Tuesday poem #617 : Beatriz Hausner : The Music of the Sea

(on a collage by Ludwig Zeller)

 

 

I sat on a cliff by the sea.
I heard and heeded
the deep sounds 

                                    of liquids inside the box
                                    of water. Play, play, play
                                    the strange music of the sea.

 

Oceanus girding earth places
himself closer to the Goddess
receiving in mouth the slow

                                    

                                    misplaced likeness of other seas
                                    fades into waves rising with
                                    large mollusks as greater

 

waters begin illuminating the
night. Crashes of thunder burst out
amid flashes of lightning
the fish

                                    

                                    and the creatures of the world
                                    jump out of the water and rejoice.
                                    A gaping breach
brings inside to

 

outside of water and echo of
strange land animals returned
to the origins of water. In prayer

                                    

                                    is woven the route to the sea of stars
                                    in their eyes: night is day with
                                    inverted milky way contained

 

inside folds of shell surrounding
us.

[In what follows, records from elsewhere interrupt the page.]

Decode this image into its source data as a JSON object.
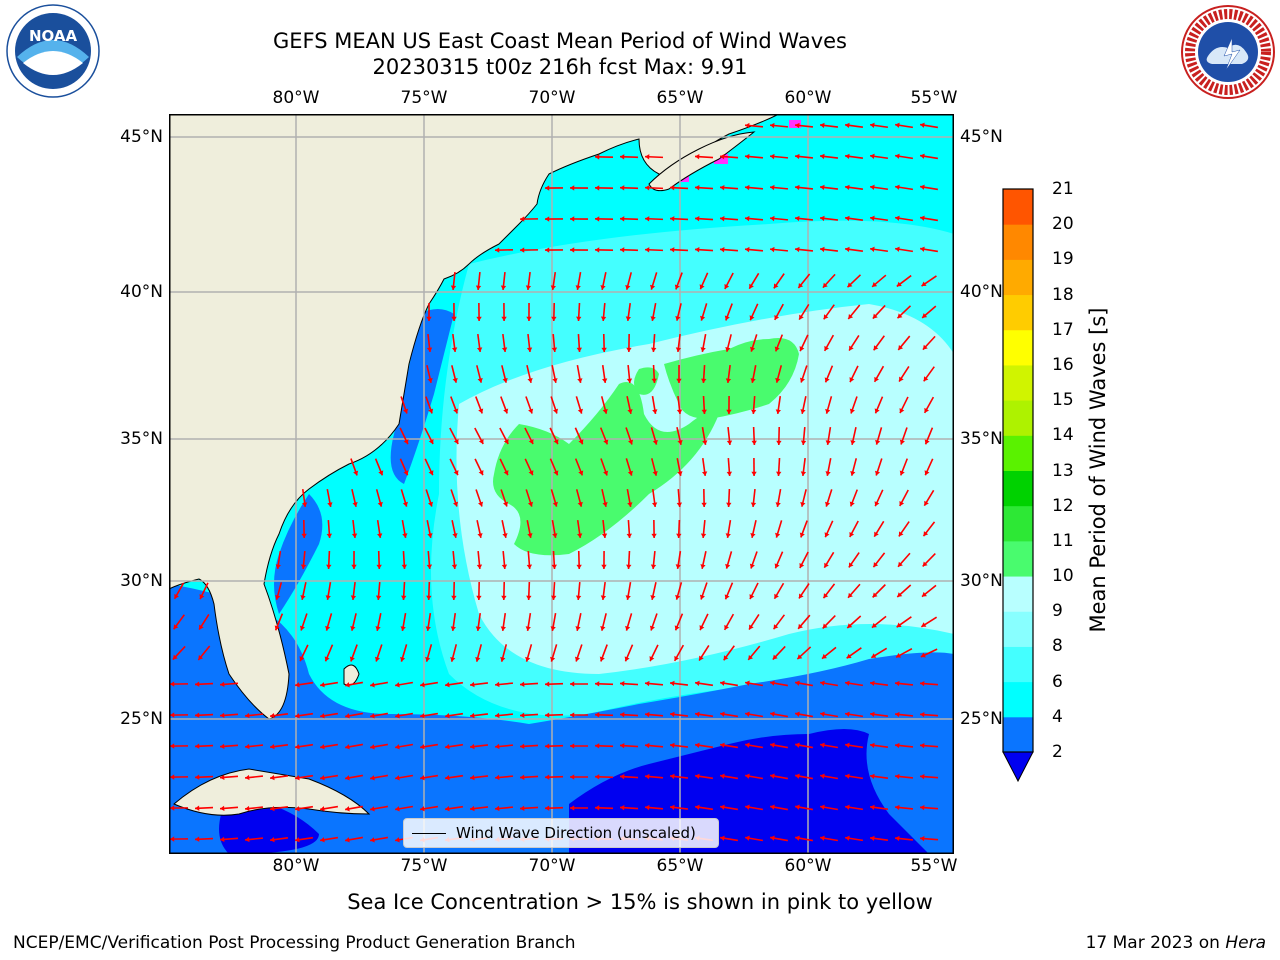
{
  "title": "GEFS MEAN US East Coast Mean Period of Wind Waves",
  "subtitle": "20230315 t00z 216h fcst   Max: 9.91",
  "lon_labels": [
    "80°W",
    "75°W",
    "70°W",
    "65°W",
    "60°W",
    "55°W"
  ],
  "lat_labels": [
    "45°N",
    "40°N",
    "35°N",
    "30°N",
    "25°N"
  ],
  "colorbar": {
    "label": "Mean Period of Wind Waves [s]",
    "ticks": [
      "2",
      "4",
      "6",
      "8",
      "9",
      "10",
      "11",
      "12",
      "13",
      "14",
      "15",
      "16",
      "17",
      "18",
      "19",
      "20",
      "21"
    ],
    "colors": [
      "#0a75ff",
      "#00ffff",
      "#44ffff",
      "#88ffff",
      "#b8ffff",
      "#49fb6e",
      "#2de835",
      "#00d200",
      "#5af200",
      "#aef200",
      "#d0f400",
      "#ffff00",
      "#ffcc00",
      "#ffaa00",
      "#ff8800",
      "#ff5500",
      "#ff2200",
      "#ff0000"
    ]
  },
  "legend": {
    "label": "Wind Wave Direction (unscaled)"
  },
  "footnote": "Sea Ice Concentration > 15% is shown in pink to yellow",
  "footer_left": "NCEP/EMC/Verification Post Processing Product Generation Branch",
  "footer_date": "17 Mar 2023 on",
  "footer_machine": "Hera",
  "logos": {
    "left": "noaa-logo",
    "right": "national-weather-service-logo"
  },
  "colors": {
    "land": "#efeedc",
    "arrow": "#ff0000",
    "grid": "#b0b0b0"
  }
}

While we delicately strum on string
ridged instruments the polyphony

                                    

                                    of fish and all living things is
                                    resurrected in deep sea: this throat
                                    bails out the masses of salt water

 

these lips surround noise the music
of the waves and their sound rise
like mountains of foam.

 

 

 

 

Beatriz Hausner [photo credit: Maria Vega] has published several poetry collections, including Sew Him Up (2010), Enter the Raccoon (2012), Beloved Revolutionary Sweetheart (2020) and She Who Lies Above (2023), as well as many limited edition chapbooks. Hausner’s translations of Spanish American surrealist poets have exerted an important influence on her own writing. Hausner has edited many publications in the past, including three issues of Open Letter, Ellipse magazine, is the poetry Editor of Exile Quarterly and is the Editor of Someone Editions.